A four-tier structure operates well. Primary on-call: an engineer on the LLM-system team with operational familiarity with the runbooks, the containment primitives, the observability surfaces, and the model-routing topology; takes the page, classifies severity, runs initial triage, invokes containment primitives, engages the incident commander on Sev1 or escalating situations. Secondary on-call: a senior or staff engineer with deeper familiarity with model behaviours, vendor relationships, and architectural choices; engaged by the primary when triage requires deeper context or containment choices involve trade-offs; also coaches the primary in the post-incident retro. Incident commander rota: senior engineers, engineering managers, senior product or operations leadership who can take the IC role for Sev1 incidents — coordinating across teams (security, vendor relations, customer communication, leadership), making trade-off calls (kill-switch vs degraded operation, public communication timing, customer notification scope), owning the incident through recovery and postmortem. Subject-matter rotas: security on-call for prompt-injection and jailbreak incidents, vendor-relations on-call for vendor-side escalation, legal on-call for regulated-content incidents requiring counsel, customer-success on-call for incidents requiring direct customer engagement. The rota structure depends on team size; small teams collapse roles, large teams split further. The architectural test is sustainable rota loads (primary shifts no more often than every 6 weeks typically), current rota training (every primary has run a drill in the last quarter), and reliable rota communication (paging tested weekly, escalation paths verified quarterly).

Q: How do you communicate LLM incidents to affected users and to the public status page in a way that is both honest and appropriately bounded?

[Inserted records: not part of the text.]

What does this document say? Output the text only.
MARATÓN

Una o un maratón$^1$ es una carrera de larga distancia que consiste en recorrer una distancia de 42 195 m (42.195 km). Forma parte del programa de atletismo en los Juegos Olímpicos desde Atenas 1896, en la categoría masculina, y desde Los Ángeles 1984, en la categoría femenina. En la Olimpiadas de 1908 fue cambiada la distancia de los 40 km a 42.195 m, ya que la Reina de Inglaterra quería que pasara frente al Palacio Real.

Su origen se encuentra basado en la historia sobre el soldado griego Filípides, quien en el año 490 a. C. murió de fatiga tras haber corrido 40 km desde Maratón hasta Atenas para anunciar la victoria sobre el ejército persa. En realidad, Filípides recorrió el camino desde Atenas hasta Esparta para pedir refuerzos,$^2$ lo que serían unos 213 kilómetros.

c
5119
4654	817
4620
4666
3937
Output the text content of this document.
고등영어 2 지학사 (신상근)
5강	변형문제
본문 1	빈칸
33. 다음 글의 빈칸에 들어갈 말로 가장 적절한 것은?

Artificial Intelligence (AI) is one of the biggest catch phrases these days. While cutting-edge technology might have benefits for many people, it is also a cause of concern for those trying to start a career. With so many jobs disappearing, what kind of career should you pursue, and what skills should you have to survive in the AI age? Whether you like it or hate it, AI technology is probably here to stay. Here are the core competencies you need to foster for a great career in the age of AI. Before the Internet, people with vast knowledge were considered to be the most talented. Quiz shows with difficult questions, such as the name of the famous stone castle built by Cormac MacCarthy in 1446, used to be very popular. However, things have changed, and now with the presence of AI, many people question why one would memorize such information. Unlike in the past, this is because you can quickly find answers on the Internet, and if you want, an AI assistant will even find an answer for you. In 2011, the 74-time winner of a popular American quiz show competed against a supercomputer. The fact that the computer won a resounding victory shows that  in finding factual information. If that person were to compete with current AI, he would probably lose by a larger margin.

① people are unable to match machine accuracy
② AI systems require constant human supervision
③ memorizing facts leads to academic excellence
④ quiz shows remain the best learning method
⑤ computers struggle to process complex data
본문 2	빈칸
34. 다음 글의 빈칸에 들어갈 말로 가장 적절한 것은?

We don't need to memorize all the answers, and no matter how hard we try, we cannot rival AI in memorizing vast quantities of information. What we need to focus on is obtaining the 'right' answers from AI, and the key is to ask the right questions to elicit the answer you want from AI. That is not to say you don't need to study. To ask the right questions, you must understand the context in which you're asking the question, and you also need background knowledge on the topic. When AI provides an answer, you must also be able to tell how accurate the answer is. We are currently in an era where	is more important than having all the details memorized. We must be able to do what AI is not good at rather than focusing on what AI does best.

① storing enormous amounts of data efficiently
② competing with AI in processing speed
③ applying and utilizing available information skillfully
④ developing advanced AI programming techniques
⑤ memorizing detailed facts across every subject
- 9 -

Three communication surfaces operate at different cadences. The internal-leadership update during the incident: brief, factual, severity-classified, with the user impact estimate and the containment status; updated at defined intervals (typical: every 30 minutes during Sev1, every hour during Sev2); owned by the incident commander. The customer notification surface for incidents reaching defined user-impact thresholds: scoped to the affected feature and tenant set (avoiding panic across an unaffected user base), worded factually about what users may have experienced and what action is recommended, communicated through the standard customer-notification channels (in-app banner, email to affected administrators, status-page incident); the customer-success subject-matter rota and the legal subject-matter rota co-author for regulated-content incidents. The public status page for incidents affecting production-broad availability or quality: posted promptly when the impact is confirmed, updated as the situation evolves, resolved with a brief description of what happened and what the team is doing to prevent recurrence; the IC owns the posting cadence with engineering and customer success co-reviewing. The postmortem published externally where appropriate (in the spirit of the Google/Etsy public-postmortem tradition) follows the incident close: focuses on what happened systemically, what the team is doing about it, and what the broader industry can learn; avoids over-detailing the attack vector for security incidents in a way that would help future attackers; honest about the contributing causes and the team's response. The architectural deliverable is that the communication paths are pre-defined and pre-rehearsed; teams that improvise the communication during the first major incident produce communications that are either over-claimed (concealing extent) or panicked (overstating extent) and erode user trust either way.